Tornerai sul palco questa estate?

Il 4 luglio riparto in teatro con Alessio Boni per lo spettacolo 66/67. Poi ho diverse date live in acustico e reading. Sono un po’ degli esperimenti per vedere se tutto funziona al meglio; la speranza è di ripartire con settembre.

Tornando a questo 2020, c’è qualcosa da salvare, da cui ripartire? C’è una immagine particolare che ti porti dentro?
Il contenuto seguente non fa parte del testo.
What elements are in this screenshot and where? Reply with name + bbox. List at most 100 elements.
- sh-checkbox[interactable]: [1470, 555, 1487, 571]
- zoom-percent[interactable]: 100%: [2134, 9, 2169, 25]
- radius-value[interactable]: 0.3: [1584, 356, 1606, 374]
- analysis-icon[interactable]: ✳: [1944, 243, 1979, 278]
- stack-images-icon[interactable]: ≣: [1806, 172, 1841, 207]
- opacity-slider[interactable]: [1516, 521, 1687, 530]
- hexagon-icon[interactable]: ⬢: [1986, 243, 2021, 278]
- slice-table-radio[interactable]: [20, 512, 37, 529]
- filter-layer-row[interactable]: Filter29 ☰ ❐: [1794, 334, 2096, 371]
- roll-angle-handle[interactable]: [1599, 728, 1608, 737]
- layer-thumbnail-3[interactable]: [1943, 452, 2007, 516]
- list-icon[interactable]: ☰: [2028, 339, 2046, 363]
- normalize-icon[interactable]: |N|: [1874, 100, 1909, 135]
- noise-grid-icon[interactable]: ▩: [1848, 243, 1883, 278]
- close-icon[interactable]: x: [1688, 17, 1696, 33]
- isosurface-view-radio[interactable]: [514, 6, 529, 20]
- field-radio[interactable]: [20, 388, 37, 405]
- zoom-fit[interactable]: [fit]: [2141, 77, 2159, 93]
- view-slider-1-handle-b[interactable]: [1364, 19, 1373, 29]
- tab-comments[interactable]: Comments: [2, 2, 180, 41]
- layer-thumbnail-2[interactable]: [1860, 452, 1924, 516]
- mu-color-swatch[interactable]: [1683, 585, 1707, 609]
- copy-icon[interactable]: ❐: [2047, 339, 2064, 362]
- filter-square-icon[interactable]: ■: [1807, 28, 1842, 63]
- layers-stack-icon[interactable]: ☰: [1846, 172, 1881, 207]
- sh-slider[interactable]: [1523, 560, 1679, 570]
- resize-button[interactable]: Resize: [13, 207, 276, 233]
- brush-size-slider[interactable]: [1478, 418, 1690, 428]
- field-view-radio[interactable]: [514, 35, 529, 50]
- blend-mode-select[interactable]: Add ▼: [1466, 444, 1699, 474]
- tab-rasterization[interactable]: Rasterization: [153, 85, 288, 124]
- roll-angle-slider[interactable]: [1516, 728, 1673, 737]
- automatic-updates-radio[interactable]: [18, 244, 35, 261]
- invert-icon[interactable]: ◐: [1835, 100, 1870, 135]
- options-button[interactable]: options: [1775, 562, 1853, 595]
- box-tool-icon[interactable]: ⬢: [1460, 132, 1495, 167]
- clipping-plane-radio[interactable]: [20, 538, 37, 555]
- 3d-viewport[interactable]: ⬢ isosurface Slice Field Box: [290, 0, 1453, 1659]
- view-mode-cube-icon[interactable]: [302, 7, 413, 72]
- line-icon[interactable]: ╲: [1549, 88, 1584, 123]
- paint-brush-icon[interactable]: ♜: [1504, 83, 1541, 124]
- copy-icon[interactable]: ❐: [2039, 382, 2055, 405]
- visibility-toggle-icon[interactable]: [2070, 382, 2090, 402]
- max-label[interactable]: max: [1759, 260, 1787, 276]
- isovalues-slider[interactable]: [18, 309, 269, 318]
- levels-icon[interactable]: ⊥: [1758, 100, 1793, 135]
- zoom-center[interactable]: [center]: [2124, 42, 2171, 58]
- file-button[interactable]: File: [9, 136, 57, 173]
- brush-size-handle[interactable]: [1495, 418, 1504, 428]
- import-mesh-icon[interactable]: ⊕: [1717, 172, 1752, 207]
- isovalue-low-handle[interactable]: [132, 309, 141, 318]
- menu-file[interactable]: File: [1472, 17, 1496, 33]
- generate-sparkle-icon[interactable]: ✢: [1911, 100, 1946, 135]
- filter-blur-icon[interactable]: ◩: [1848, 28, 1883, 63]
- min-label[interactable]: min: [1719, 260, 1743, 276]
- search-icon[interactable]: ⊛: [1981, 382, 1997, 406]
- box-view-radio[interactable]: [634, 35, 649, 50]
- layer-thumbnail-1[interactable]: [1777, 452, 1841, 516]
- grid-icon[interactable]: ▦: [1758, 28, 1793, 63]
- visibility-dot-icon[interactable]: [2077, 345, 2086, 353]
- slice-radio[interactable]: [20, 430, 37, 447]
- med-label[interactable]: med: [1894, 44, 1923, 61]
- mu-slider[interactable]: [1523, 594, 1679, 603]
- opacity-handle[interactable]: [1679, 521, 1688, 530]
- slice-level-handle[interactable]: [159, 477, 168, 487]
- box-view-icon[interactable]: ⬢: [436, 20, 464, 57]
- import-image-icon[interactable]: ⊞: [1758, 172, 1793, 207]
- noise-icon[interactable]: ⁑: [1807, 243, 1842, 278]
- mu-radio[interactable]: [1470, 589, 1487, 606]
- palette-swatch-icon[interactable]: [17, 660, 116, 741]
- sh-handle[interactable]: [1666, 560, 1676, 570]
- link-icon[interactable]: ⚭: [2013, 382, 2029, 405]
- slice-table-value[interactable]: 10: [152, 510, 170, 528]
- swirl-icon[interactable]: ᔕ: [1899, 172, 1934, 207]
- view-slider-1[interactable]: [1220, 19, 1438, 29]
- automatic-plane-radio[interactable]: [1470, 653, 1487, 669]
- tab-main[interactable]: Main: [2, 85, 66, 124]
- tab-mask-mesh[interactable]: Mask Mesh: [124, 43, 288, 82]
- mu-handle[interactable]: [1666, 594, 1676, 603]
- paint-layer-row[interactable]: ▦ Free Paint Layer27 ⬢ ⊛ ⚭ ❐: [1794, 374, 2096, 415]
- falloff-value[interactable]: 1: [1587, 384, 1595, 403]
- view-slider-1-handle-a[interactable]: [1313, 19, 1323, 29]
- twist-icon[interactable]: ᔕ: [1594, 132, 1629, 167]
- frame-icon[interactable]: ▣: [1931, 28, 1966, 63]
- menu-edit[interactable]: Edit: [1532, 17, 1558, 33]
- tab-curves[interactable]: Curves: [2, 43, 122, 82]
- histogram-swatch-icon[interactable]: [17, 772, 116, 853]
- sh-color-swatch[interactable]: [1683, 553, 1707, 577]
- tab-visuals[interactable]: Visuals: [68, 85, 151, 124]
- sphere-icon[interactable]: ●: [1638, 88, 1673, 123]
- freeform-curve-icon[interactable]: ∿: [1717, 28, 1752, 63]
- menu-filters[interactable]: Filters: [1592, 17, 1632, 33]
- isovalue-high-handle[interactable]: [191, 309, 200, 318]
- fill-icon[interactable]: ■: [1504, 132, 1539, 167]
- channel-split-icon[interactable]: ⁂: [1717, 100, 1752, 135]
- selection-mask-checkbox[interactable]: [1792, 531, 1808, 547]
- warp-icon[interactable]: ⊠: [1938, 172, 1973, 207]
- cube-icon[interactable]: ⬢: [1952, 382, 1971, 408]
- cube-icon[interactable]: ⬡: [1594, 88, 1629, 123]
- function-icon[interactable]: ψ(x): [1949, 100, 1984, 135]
Quello di quest’anno è l’ultimo segnale che il Pianeta ci ha dato per dire che siamo ancora in tempo. Una immagine che mi porto dentro sono gli animali che arrivavano nelle città: vedere i cerbiatti sulla spiaggia di Forte dei Marmi che scoprono il mare, i poveri cinghiali a Brescia alle porte della città, i delfini al porto di Napoli o ancora le tartarughe che migrano dall’Australia sono per me una emozione molte forte. Anche l’aria di Milano profumava, avevo persino le api sui fiorellini del balcone ed io abito in una zona senza verde. E poi ancora la solidarietà umana; la pandemia ci ha fatto capire che gli italiani ci sono, che l’Italia è unita da Nord a Sud e che siamo umanità. Riflettiamo, non credo che sia un caso che la regione più colpita d’Italia sia la Lombardia, ovvero la più inquinata. Città come Bergamo, la mia Brescia, Cremona, Milano, sono state le più ferite perché credo che ci sia un nesso tra lo smog e il virus. Il 2020 è stato l’ultimo grido della natura e noi abbiamo ancora la possibilità di cogliere questo messaggio.